Using Raman spectroscopy and far-infrared ellipsometry we have investigated several ${\mathrm{YBa}}_2$ ${\mathrm{Cu}}_3$ ${\mathrm{O}}_7$ ceramics which were made from different isotopically pure Cu or Ba precursors. The observed shifts of Raman- and infrared-active phonons reveal insight into their relative Ba and Cu normal mode content. This allows us to examine mode eigenvectors obtained from lattice dynamical calculations. Our Raman results demonstrate that the 121 ${\mathrm{cm}}^{\mathrm{-}1}$ and 153 ${\mathrm{cm}}^{\mathrm{-}1}$ ${\mathrm{A}}_{\mathrm{g}}$ phonons are only very weakly mixed and represent almost pure Ba and Cu vibrations, respectively, whereas they suggest considerable Ba-Cu-O mixing in the case of the ${\mathrm{B}}_{2\mathrm{g}}$ and ${\mathrm{B}}_{3\mathrm{g}}$ phonons at 140 ${\mathrm{cm}}^{\mathrm{-}1}$ and 142 ${\mathrm{cm}}^{\mathrm{-}1}$. The analysis of the infrared-active ${\mathrm{B}}_{1\mathrm{u}}$ modes yields a substantial contribution of Cu to the 150 ${\mathrm{cm}}^{\mathrm{-}1}$ and the 280 ${\mathrm{cm}}^{\mathrm{-}1}$ phonons and of Ba to the 150 ${\mathrm{cm}}^{\mathrm{-}1}$ mode.
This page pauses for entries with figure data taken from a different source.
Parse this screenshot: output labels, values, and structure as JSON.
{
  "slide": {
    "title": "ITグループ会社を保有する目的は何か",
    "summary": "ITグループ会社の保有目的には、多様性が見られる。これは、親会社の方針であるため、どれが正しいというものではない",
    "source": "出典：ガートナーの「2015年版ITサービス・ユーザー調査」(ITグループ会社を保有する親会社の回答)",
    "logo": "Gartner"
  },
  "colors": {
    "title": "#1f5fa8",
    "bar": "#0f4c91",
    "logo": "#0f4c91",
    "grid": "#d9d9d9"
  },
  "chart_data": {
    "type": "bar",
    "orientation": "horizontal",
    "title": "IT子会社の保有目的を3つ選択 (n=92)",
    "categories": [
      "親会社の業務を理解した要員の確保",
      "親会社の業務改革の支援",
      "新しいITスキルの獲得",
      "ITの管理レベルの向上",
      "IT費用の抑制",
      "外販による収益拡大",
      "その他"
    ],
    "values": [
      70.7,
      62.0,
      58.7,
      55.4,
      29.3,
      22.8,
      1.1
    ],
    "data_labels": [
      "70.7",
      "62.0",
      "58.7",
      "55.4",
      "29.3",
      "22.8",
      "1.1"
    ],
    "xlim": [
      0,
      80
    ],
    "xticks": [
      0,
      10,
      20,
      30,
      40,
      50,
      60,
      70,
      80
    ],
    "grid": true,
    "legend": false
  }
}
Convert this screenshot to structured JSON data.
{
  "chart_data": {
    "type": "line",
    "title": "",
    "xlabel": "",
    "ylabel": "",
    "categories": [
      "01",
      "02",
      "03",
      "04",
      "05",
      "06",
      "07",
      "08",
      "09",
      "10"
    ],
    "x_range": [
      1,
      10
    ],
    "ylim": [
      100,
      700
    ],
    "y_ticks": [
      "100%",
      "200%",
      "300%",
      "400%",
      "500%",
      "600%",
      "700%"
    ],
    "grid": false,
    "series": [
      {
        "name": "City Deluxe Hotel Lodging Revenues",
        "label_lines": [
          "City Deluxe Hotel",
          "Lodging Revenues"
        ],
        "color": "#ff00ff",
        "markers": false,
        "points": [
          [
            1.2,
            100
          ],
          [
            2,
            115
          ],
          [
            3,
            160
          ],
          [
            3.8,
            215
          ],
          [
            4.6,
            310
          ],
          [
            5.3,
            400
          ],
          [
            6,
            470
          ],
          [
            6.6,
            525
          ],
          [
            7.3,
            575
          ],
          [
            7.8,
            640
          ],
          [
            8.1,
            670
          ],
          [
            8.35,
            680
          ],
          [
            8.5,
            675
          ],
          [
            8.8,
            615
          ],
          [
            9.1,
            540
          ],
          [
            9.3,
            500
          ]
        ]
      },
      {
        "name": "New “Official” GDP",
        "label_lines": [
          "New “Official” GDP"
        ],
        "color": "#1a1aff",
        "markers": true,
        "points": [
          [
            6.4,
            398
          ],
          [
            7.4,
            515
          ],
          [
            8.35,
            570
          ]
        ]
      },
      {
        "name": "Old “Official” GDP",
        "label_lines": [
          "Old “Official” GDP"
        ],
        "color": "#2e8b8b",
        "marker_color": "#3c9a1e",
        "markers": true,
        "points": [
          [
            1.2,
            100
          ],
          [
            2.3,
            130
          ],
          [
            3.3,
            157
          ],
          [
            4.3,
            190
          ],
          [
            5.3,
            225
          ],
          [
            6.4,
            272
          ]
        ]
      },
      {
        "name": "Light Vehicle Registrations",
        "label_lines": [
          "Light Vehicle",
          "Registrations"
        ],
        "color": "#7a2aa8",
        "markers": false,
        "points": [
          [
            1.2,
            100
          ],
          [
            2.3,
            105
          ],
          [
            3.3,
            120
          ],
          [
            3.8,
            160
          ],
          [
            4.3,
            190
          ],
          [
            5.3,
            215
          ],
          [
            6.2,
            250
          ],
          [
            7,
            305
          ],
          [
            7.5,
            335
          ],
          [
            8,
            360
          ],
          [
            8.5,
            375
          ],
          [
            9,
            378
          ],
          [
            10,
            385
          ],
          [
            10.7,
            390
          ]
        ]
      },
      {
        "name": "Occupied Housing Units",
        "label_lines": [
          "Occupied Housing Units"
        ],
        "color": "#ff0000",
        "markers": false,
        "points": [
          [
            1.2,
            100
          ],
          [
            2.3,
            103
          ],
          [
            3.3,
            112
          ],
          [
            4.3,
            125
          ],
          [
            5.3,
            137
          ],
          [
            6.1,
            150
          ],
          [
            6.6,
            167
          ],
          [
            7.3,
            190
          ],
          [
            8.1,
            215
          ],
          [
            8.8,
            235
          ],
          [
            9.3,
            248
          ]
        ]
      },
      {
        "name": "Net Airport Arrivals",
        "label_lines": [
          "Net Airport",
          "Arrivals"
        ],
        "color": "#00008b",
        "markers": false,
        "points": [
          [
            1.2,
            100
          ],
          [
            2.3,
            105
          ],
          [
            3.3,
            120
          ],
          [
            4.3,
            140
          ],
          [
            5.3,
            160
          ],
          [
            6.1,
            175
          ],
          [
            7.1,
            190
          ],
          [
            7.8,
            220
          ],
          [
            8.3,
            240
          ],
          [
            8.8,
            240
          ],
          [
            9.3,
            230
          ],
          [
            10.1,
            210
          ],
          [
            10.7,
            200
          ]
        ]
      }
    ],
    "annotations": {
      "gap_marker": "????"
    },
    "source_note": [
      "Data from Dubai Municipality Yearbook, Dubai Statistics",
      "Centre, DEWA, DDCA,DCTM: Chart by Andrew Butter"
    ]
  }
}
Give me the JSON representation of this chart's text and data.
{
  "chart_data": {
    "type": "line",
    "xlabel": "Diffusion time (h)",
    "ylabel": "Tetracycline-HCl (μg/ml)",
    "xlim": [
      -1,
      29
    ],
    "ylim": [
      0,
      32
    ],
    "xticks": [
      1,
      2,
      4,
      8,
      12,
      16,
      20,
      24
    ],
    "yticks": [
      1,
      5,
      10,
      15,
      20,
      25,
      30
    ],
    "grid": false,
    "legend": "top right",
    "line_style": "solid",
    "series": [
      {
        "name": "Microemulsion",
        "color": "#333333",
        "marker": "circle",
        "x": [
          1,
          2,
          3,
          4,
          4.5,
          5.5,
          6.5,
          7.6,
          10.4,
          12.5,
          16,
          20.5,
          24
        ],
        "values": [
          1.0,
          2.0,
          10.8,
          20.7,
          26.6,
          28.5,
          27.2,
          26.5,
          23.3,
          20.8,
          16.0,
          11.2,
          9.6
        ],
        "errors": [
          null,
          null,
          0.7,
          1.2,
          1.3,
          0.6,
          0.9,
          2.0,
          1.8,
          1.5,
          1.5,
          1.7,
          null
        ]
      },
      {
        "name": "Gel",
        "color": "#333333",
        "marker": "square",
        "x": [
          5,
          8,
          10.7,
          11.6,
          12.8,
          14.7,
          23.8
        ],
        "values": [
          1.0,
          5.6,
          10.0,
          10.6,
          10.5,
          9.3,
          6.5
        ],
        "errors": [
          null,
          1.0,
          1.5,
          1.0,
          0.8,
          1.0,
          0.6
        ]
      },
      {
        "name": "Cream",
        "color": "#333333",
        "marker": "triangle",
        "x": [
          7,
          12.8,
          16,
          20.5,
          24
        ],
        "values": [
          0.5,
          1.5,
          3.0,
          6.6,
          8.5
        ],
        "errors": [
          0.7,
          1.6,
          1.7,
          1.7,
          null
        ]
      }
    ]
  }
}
Making use of proposed eigenvectors, which are shown to be compatible with the observed isotope shifts, we determine effective charges for all ions from measured infrared oscillator strengths on a ${\mathrm{YBa}}_2$ ${\mathrm{Cu}}_3$ ${\mathrm{O}}_7$ crystal. We find that the proposed eigenvectors are compatible with earlier experiments of the oxygen isotope effect as well as the replacement of Y by rare earth elements.